L’article 2 du Code civil dispose que «la loi ne s’applique que pour l’avenir ; elle n’a point d’effet rétroactif». Pourtant, ce principe essentiel en droit français n’a étonnamment aucune valeur constitutionnelle. Le législateur est donc libre d’y déroger à sa guise.
Par Céline Huet, avocat associé, Cabinet Chassany Watrelot et Associés
A l’heure où les contribuables sont déstabilisés par le nombre croissant de mesures rétroactives et qu’un projet de loi constitutionnelle est réclamé, un point s’impose.
1. La petite rétroactivité fiscale
En matière fiscale, le principe est a priori simple : sauf dispositions législatives contraires, les règles relatives à l’établissement de l’impôt sont celles en vigueur au moment du fait générateur de l’impôt. Le bémol est qu’en matière d’impôt sur le revenu, c’est la fin de la période d’imposition qui constitue le fait générateur. C’est donc au 31 décembre que s’applique la loi à l’impôt sur le revenu : au 31 décembre de l’année en cours, le législateur peut à convenance modifier les dispositifs fiscaux en vigueur sans pour autant voir la loi qualifiée juridiquement de rétroactive. Pourtant, la petite rétroactivité, comme on la nomme, dès lors qu’elle impacte des situations en cours, peut fortement nuire aux contribuables, qui ont procédé pendant l’année à des investissements sur la base d’une fiscalité fictive puisqu’elle pourra être modifiée à la fin de l’année fiscale.
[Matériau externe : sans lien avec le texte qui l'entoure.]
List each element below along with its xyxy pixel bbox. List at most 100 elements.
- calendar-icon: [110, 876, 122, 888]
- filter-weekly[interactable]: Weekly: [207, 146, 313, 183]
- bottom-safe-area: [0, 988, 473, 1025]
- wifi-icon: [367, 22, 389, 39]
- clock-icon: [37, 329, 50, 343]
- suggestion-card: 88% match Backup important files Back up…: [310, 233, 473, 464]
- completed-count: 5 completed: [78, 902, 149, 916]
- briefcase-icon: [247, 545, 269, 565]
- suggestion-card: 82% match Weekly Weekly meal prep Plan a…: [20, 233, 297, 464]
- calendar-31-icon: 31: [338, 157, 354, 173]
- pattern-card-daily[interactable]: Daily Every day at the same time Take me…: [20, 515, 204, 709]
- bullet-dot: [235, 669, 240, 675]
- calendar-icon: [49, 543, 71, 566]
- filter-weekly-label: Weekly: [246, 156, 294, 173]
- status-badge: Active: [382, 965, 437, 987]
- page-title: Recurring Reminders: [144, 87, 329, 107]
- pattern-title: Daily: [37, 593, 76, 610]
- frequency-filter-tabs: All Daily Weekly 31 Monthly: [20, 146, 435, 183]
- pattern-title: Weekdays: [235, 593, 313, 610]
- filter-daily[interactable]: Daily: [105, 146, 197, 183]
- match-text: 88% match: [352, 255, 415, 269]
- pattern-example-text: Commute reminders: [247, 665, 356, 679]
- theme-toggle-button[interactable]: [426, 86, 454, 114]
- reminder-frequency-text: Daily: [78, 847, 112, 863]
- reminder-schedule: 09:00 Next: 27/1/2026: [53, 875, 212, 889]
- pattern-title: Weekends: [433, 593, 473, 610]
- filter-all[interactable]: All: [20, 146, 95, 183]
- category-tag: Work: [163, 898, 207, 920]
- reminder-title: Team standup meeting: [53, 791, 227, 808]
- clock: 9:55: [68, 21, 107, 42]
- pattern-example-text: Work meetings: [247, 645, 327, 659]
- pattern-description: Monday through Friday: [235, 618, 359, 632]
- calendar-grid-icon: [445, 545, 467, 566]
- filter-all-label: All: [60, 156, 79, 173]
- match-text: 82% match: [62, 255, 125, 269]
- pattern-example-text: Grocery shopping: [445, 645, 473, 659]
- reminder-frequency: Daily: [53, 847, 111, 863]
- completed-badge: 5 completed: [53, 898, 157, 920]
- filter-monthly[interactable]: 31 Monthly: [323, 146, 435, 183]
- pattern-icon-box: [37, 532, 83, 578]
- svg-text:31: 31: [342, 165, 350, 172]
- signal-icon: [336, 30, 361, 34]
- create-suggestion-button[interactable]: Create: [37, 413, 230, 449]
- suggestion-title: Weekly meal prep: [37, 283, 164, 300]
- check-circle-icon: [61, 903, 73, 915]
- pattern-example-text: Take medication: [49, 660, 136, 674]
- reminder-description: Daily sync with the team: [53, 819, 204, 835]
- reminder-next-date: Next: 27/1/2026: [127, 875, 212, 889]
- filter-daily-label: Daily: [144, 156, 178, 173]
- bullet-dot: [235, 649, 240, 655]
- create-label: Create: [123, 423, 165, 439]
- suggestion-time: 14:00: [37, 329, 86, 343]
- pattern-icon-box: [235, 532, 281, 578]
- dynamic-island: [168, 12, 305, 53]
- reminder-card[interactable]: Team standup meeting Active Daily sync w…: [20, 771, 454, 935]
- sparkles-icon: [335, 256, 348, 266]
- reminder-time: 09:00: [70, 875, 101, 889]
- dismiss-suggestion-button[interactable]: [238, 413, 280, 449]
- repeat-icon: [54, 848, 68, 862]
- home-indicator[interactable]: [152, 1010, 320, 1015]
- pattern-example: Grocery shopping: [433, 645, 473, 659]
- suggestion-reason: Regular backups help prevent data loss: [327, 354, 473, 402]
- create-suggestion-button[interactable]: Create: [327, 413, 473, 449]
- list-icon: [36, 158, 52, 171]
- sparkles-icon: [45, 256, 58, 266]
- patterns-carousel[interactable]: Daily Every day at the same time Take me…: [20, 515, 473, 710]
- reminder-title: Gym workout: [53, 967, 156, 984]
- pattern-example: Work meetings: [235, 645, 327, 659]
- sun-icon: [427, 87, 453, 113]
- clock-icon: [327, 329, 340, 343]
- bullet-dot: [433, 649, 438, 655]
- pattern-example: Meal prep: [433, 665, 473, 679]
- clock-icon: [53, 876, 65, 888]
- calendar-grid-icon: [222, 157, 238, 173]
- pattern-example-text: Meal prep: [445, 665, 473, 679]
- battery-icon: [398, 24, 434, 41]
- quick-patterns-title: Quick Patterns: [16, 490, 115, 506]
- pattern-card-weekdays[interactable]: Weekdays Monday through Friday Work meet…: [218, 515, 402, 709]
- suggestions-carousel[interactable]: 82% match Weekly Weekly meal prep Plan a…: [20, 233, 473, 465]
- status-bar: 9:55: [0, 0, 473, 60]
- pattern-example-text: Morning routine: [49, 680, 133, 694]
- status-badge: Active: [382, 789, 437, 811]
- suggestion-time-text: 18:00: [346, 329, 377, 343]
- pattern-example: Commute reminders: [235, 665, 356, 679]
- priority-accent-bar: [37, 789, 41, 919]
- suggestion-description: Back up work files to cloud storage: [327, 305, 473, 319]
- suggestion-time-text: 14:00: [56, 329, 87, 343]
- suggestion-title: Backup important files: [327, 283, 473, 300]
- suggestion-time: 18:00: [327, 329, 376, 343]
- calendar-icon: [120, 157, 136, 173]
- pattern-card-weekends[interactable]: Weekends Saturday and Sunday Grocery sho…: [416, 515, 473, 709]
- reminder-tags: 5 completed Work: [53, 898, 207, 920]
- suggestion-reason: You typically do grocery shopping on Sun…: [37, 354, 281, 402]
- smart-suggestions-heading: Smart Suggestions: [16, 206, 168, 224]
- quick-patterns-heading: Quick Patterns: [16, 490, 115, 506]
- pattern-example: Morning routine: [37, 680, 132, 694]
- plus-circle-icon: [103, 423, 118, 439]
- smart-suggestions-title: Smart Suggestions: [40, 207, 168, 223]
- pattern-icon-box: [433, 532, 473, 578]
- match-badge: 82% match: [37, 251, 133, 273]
2. Un garde-fou bien timide : le motif d’intérêt général
Si la rétroactivité est donc permise, elle est néanmoins encadrée pour des raisons de sécurité juridique : «Si le législateur a la faculté d’adopter des dispositions fiscales rétroactives, il ne peut le faire qu’en considération d’un motif d’intérêt général suffisant et sous réserve de ne pas priver de garanties légales des exigences constitutionnelles.» Toutefois, ce garde-fou est d’une efficacité plus que modérée quand on sait que le respect de cette condition est particulièrement facilité par les contraintes budgétaires grandissantes. Il a ainsi fallu attendre l’arrêt du Conseil d’Etat rendu le 9 mai 2012 pour que, pour la première fois, la petite rétroactivité soit rejetée au motif d’un intérêt général insuffisant, soit dix ans après les faits.